Here, we can do the same thing and break up the integral, but we have a problem: does the break point ($v=0$) happen between $-\infty$ and $t$, or above $t$? We can split the two cases apart:

$$\begin{align} f(t)\ast g(t) &= \begin{cases} \int_{-\infty}^{t}(t-v)^2g(v)dv, \quad t<0 \\ \int_{-\infty}^0(t-v)^2g(v)dv + \int_{0}^t(t-v)^2g(v)dv, \quad t\ge 0 \end{cases} \\ &= \begin{cases} \int_{-\infty}^{t}(t-v)^2(v^4\cdot 0)dv, \quad t<0 \\ \int_{-\infty}^0(t-v)^2(v^4\cdot 0)dv + \int_{0}^t(t-v)^2(v^4\cdot 1)dv, \quad t\ge 0 \end{cases} \\ &= \begin{cases} 0, \quad t<0 \\ 0 + \int_{0}^t(t^2v^4-2tv^5+v^6)dv, \quad t\ge 0 \end{cases} \\ &= \begin{cases} 0, \quad t<0 \\ \frac{t^7}{5}-\frac{t^7}{3}+\frac{t^7}{7}, \quad t\ge 0 \end{cases} \\ &= \frac{1}{105}t^7u(t) \end{align}$$

Laplace Transform

If we use a basic Laplace Transform table, we see that $\mathcal{L}\{t^nu(t)\}=n!/s^{n+1}$, as noted in the comments. This can be proved inductively using integration by parts on the transform integral.
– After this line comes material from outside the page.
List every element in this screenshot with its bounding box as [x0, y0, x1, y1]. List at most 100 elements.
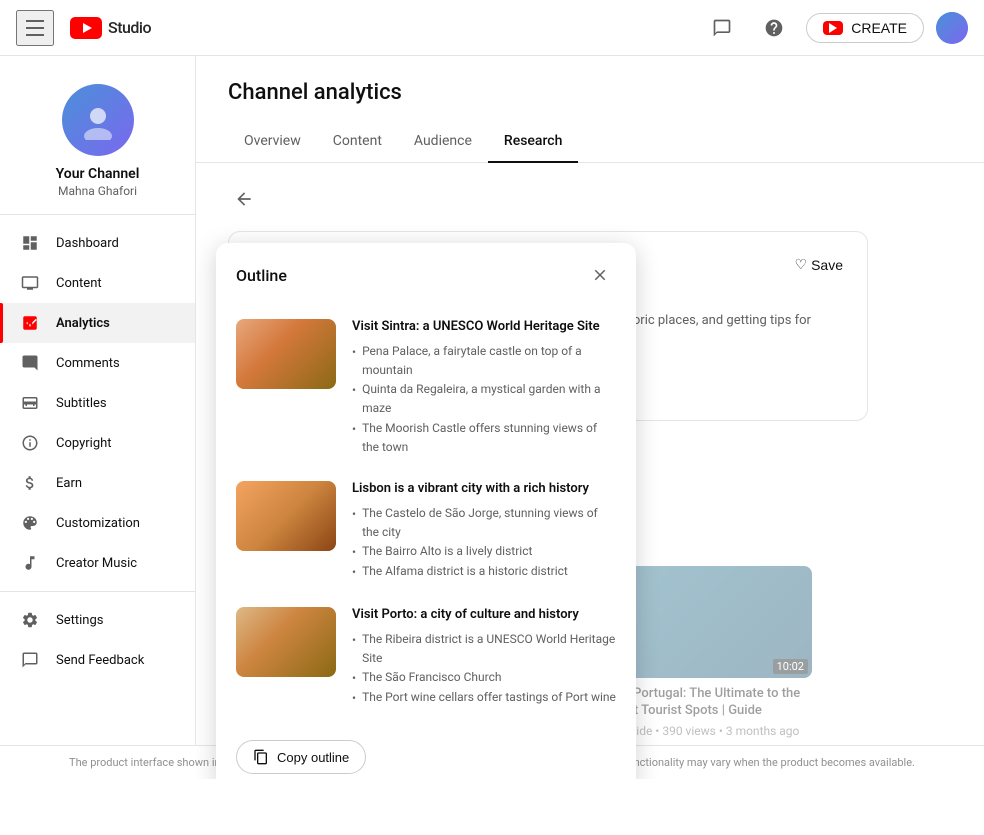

Once we have this, though, convolution in $t$ is just multiplication in $s$, so we get:

$$\begin{align} \mathcal{L}\{f(t)\ast g(t)\} &= \frac{2!}{s^3}\cdot \frac{4!}{s^5} \\ &=\frac{7!}{7!}\cdot \frac{2\cdot 4!}{s^8} \\ &=\frac{2}{5\cdot 6\cdot 7}\cdot\frac{7!}{s^8} \\ &=\frac{1}{105}\cdot \frac{7!}{s^8} \end{align}$$

Taking the inverse Laplace transform of both sides gives us the same answer as above:

$$\begin{align} f(t)\ast g(t) &= \mathcal{L}^{-1}\Big\{\frac{1}{105}\cdot\frac{7!}{s^8}\Big\} \\ &=\frac{1}{105}\cdot\mathcal{L}^{-1}\Big\{\frac{7!}{s^8}\Big\} \\ &=\frac{1}{105}t^7u(t) \end{align}$$